Un accord de libre-échange entre la Suisse et l’UE dans le secteur agroalimentaire (ALEA) devrait contribuer à ouvrir les marchés aux produits agricoles et aux denrées alimentaires. Il devrait permettre d’éliminer les entraves au commerce tant tarifaires (droits de douane et contingents) que non tarifaires (prescriptions diverses en matière de production et d’homologation). Le libre-échange ne concernerait pas seulement les matières premières issues de l’agriculture (comme le lait ou les animaux de boucherie), mais également les secteurs situés en amont et en aval de la filière. En d’autres termes, il toucherait aussi bien les produits nécessaires à la production agricole (semences, machines, etc.) que les produits issus de l’industrie de transformation (fromages, yogourts, etc.).

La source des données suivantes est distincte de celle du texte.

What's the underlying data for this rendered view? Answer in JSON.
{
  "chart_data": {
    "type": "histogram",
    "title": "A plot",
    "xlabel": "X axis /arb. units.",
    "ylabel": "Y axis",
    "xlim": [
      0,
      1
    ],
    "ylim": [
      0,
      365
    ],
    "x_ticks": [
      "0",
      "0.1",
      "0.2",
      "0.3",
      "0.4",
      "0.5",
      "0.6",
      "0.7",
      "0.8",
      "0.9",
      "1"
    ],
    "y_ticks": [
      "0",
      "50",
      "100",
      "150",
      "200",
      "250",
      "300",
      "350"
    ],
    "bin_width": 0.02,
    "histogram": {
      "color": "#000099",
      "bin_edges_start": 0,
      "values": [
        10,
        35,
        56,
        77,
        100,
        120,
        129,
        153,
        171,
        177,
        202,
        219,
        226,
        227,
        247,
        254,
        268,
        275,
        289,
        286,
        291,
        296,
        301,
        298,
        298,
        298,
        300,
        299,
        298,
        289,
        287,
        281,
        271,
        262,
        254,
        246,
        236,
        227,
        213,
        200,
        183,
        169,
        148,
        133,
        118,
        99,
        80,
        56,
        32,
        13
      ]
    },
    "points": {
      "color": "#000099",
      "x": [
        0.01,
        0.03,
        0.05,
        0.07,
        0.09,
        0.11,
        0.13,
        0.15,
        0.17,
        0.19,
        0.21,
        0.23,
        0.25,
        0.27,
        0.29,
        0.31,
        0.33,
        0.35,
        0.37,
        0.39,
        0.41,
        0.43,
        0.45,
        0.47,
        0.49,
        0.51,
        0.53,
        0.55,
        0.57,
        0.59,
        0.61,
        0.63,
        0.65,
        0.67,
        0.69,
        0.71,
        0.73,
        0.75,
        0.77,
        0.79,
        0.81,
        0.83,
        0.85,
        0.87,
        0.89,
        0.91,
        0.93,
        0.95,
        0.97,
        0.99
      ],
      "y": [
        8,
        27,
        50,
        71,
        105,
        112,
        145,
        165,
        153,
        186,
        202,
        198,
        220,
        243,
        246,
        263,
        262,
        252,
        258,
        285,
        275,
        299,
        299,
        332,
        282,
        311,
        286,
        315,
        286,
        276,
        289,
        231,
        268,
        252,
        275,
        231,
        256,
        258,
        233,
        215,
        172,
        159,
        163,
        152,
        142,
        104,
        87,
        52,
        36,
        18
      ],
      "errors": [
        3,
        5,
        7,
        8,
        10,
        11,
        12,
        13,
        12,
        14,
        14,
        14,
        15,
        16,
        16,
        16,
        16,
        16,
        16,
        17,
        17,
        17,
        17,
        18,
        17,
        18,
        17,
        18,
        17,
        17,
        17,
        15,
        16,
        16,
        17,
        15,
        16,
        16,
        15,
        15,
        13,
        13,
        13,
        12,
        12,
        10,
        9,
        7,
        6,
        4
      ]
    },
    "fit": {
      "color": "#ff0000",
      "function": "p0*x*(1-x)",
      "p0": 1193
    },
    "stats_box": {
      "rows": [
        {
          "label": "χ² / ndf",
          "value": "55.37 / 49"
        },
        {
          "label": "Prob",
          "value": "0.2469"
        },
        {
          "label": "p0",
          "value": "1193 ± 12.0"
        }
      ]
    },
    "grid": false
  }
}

L’ALEA s’inscrirait ainsi de manière cohérente dans les réformes de la politique agricole menées jusqu’ici et serait destiné à améliorer la compétitivité de l’agriculture suisse sur le plan international. Une ouverture face à l’UE se traduirait par une réduction des coûts de production pour les agriculteurs suisses et pour l’industrie helvétique de transformation, facilitant ainsi l’accès au marché de l’UE. Pour le consommateur suisse, cela entraînerait une baisse des prix des denrées alimentaires. Les retombées sur l’économie seraient positives et se traduiraient par une augmentation durable du PIB de l’ordre de 0,5 %, soit 2 milliards de francs.
L’ouverture des marchés représente toutefois un défi de taille pour l’agriculture. Afin de permettre aux exploitations de s’orienter vers les nouveaux marchés et de les aider à se restructurer, l’ALEA ne pourrait être introduit que de manière progressive et devrait être complété par des mesures d’accompagnement.